When Words Don’t Work

I have a fascination with the written word. A well constructed sentence has a certain power over me. Most of my books are filled with pencil marks, places where I just had to underline the words that jumped off the page at me.

I also have a thing for the spoken word. A skilled orator has my full attention. I love being a part of good conversation. It fills some sort of cavity inside me.

I have also found that the expression of words, either spoken or written, is one of the best releases for my spirit. While some go for a good run to cool off steam, or draw a bath to relieve stress, my release is found through conversation or through paper and pen.

But sometimes, words don’t work. And then I feel trapped. Like this inner-struggle has no way of cooling off, of being redirected, of settling. I try to talk through it, but I can’t put words on it. I pick up a pen, but the page remains blank.

Right now is one of those times. I can’t put my finger on what’s going on inside of me. I feel a lot, and I feel nothing. I feel empty; I feel full. I want to laugh, and I want to cry. I’m exhausted, but I can’t sleep.

Try as I might, I can’t define this feeling. Am I growing, or taking steps backward? Am I living in acceptance or in denial? Am I softening or turning hard?

How can I hand a struggle over to God when I don’t even know what I’m dealing with myself?

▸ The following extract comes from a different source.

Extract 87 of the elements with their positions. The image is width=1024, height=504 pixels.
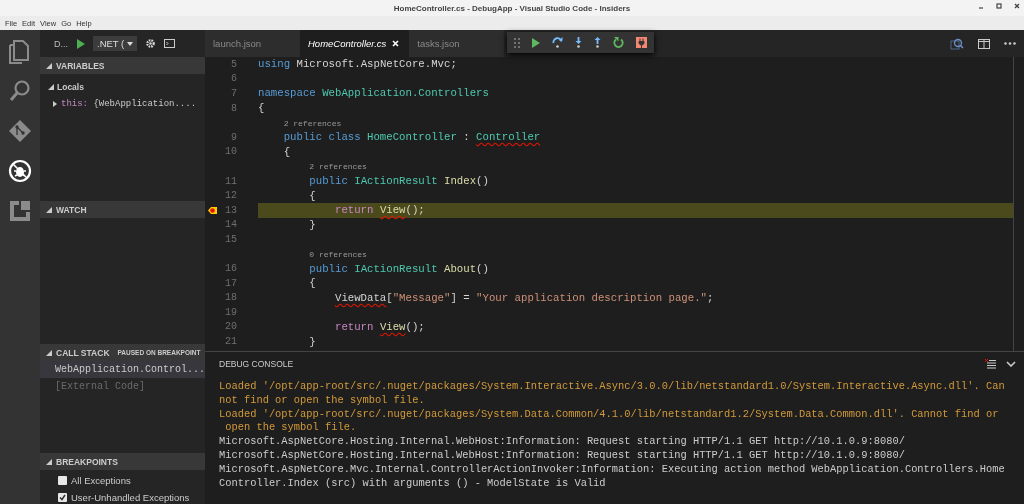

Enter the words of a Christ-follower named Paul, penned by the inspiration of the Holy Spirit: In the same way, the Spirit helps us in our weakness. We do not know what we ought to pray for, but the Spirit himself intercedes for us through wordless groans. 27 And he who searches our hearts knows the mind of the Spirit, because the Spirit intercedes for God’s people in accordance with the will of God.

Bingo.

Thank you, Holy Spirit, for Your wordless groans. Thank you, Father, for being the interpreter. Thank you, Jesus, for paving the way.